One woman who was working near the blast site was treated at the scene for a concussion and ringing in her ears, but none of the 75 employees at the FedEx facility were seriously injured. The facility has since been evacuated while authorities are at the scene.

FedEx released a statement on Tuesday morning that read, "We can confirm that a single package exploded while in a FedEx Ground sortation facility early this morning. One team member is being treated for minor injuries. We are working closely with law enforcement in their investigation."

Federal officials confirmed late Tuesday morning that the package which exploded was mailed from a FedEx store in the south Austin enclave of Sunset Valley. Officials added that the intended target of the bomb was not the FedEx facility or anyone who lives in Schertz, but they would not say what mailing address the bomber put on the package.

Texas Attorney General Ken Paxton would only say that the package was mailed from Austin, and to an Austin home.

Officials with the Sunset Valley Police Department released a statement that said, in part, "The FBI is currently investigating a confirmed link between packages involved in the Austin bombing investigation and a mail delivery office in Sunset Valley. It appears that the source of the suspect packages was a private package delivery office in Sunset Valley."

Details about the other package bomb are scarce. During a press conference on Tuesday, Chief William McManus with the San Antonio Police Department said, "There was one other package that we believe was also loaded with an explosive device that they are working on right now." The San Antonio Police Department is not handling the investigation.

The second box has since been removed from the Schertz distribution center.

The facility is now being investigated by several law enforcement agencies including the FBI, ATF and Homeland Security. An FBI agent told CBS News that "it's more than possible" that this package is related to the four which have previously exploded in Austin this month.

"It would be silly for us not to admit that we suspect it's related," added FBI spokeswoman Michelle Lee.

The most recent explosion in Austin happened Sunday night and injured two people who were walking along a neighborhood road. Authorities believe that the blast was triggered by a tripwire. The first three attacks involved package bombs which were left on the doorsteps of homes.

Two people have been killed in the Austin explosions.

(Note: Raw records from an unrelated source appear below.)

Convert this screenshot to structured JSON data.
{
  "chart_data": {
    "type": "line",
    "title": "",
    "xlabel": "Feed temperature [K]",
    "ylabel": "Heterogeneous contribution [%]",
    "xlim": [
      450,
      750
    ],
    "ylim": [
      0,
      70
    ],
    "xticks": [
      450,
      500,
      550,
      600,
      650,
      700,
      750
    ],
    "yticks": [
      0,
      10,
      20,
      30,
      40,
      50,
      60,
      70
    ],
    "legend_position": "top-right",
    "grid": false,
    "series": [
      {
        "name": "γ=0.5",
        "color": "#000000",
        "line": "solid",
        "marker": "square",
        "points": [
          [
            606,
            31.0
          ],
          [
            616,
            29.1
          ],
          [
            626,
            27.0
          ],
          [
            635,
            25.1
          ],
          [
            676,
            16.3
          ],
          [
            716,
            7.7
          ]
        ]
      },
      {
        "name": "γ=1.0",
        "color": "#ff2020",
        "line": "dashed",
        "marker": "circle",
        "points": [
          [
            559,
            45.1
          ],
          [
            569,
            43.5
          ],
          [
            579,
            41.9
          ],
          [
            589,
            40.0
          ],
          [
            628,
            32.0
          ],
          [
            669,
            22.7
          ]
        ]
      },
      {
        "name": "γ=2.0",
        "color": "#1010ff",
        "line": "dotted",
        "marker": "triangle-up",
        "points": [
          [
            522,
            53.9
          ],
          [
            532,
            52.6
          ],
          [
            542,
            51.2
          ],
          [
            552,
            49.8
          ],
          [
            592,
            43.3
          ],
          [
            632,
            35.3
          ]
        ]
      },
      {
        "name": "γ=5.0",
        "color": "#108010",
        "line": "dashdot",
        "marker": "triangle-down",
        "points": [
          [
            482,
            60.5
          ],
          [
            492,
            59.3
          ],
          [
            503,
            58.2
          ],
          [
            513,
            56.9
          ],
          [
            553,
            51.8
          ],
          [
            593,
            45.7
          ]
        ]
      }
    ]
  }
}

The first incident, on March 2, left a 39-year-old man dead. The second explosion, on March 12, killed a 17-year-old man. The third explosion also occurred on March 12. Two additional people were injured in these first three explosions.

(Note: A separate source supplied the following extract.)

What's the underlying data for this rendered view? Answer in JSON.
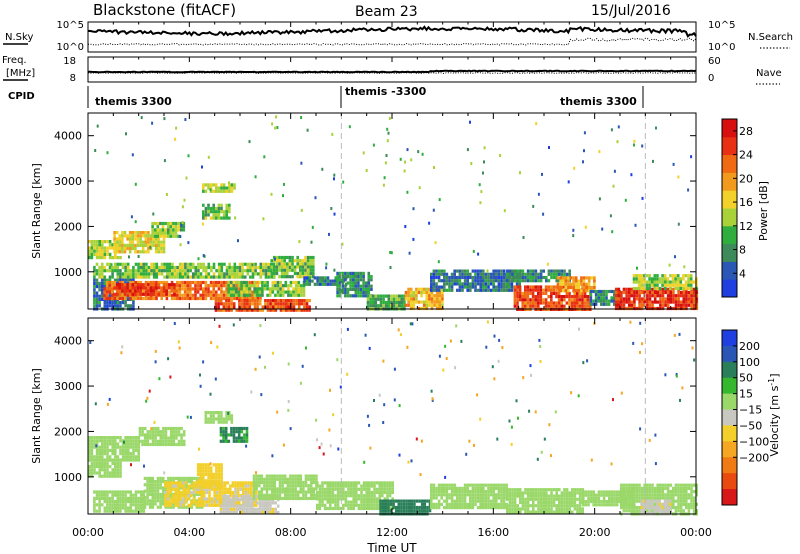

"We are clearly dealing with what we expect to be a serial bomber at this point, based on the similarities between what is now the fourth device," said Chief Brian Manley with the Austin Police Department on Monday. He also urged residents, again, to not pick up or approach any suspicious packages.

The Austin Police Department said that, between 8 a.m. on Monday and 8 a.m. on Tuesday, officers responded to 420 suspicious package calls. This means that a total of more than 1,200 suspicious package calls have been investigated in the city since March 12.

Manley also made a public appeal Sunday, and again on Monday, for the bomber to call the authorities, while at the same time announcing that a reward of $115,000 is being offered for information that leads to the arrest of whoever is responsible for the explosions.

In regard to the bombing at the FedEx facility, Manley released a statement early Tuesday. "The Austin Police Department is aware of the incident that has occurred in Schertz," he explained, "and is working closely on the investigation with our federal partners."